If we want not to murder we need to cultivate its opposite virtue—love. What is love? It is “patient and kind; love does not envy or boast; it is not arrogant or rude. It does not insist on its own way (that’s a biggy for children!); it is not irritable or resentful; it does not rejoice at wrongdoing, but rejoices with the truth. Love bears all things, believes all things, hopes all things, endures all things. Love never ends.” I Corinthians 13:4-8 It is the absence of these things that leads to hate, and so to murder, someone else. Hear this application taken from one of Charles Spurgeon’s sermons. He is addressing how Christians ought to be able to love, and not to hate, other Christians:

 

“We shall, as we ripen in grace, have greater sweetness towards our fellow Christians. Bitter-spirited Christians may know a great deal, but they are immature. Those who are quick to censure may be very acute in judgment, but they are as yet very immature in heart. He who grows in grace remembers that he is but dust, and he therefore does not expect his fellow Christians to be anything more; he overlooks ten thousand of their faults, because he knows his God overlooks twenty thousand in his own case. He does not expect perfection in the creature, and, therefore, he is not disappointed when he does not find it…When our virtues become more mature, I trust we shall not be more tolerant of evil, but we shall be more tolerant of infirmity, more hopeful for the people of God, and certainly less arrogant in our criticisms.”

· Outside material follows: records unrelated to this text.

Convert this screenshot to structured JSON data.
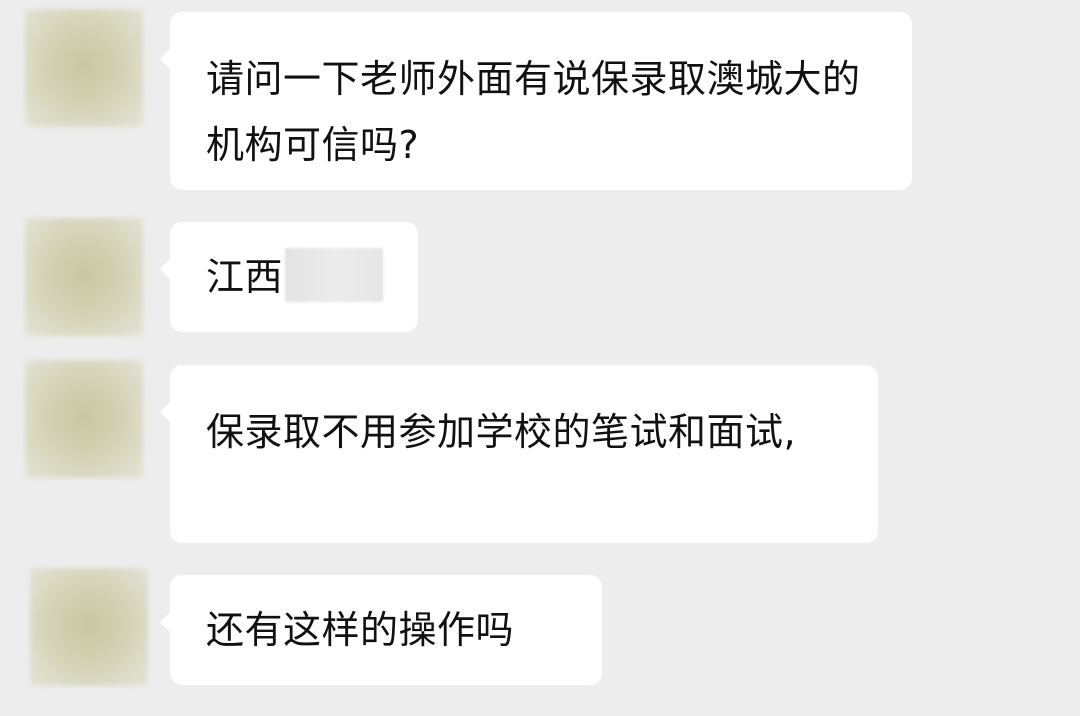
{
  "chat": {
    "messages": [
      {
        "text": "请问一下老师外面有说保录取澳城大的机构可信吗?"
      },
      {
        "text": "江西",
        "redacted_suffix": true
      },
      {
        "text": "保录取不用参加学校的笔试和面试,"
      },
      {
        "text": "还有这样的操作吗"
      }
    ]
  },
  "colors": {
    "background": "#ededed",
    "bubble": "#ffffff",
    "text": "#111111",
    "avatar_blur": "#d0ceac"
  }
}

― Charles H. Spurgeon, Spurgeon’s Sermons Vol. 1-10

 

And finally this: “Put on then, as God’s chosen ones, holy and beloved, compassionate hearts, kindness, humility, meekness, and patience, bearing with one another and, if one has a complaint against another, forgiving each other; as the Lord has forgiven you, so you also must forgive. And above all these put on love, which binds everything together in perfect harmony. And let the peace of Christ rule in your hearts, to which indeed you were called in one body. And be thankful. Let the word of Christ dwell in you richly, teaching and admonishing one another in all wisdom, singing psalms and hymns and spiritual songs, with thankfulness in your hearts to God. And whatever you do, in word or deed, do everything in the name of the Lord Jesus, giving thanks to God the Father through him.” Colossians 3:12-17.

 

This little song gives this material a childlike twist and has a catchy tune. I

remember well singing it with my mother when I was a child.

 

Jesus Bids Us Shine

Anna B. Warner/E.O. Excell

From Let Youth Praise Him, #134

 

Jesus bids us shine, with a clear, pure light,

Like a little candle burning in the night;

In this world of darkness we must shine,

You in your small corner, and I in mine.

 

Jesus bids us shine, first of all for Him,

Well He sees and knows it, if our light is dim;

He looks down from heaven, sees us shine,

You in your small corner, and I in mine.

 

Jesus bids us shine, then, for all around,

Many kinds of darkness in this world abound,

Sin and want and sorrow—we must shine,

You in your small corner, and I in mine.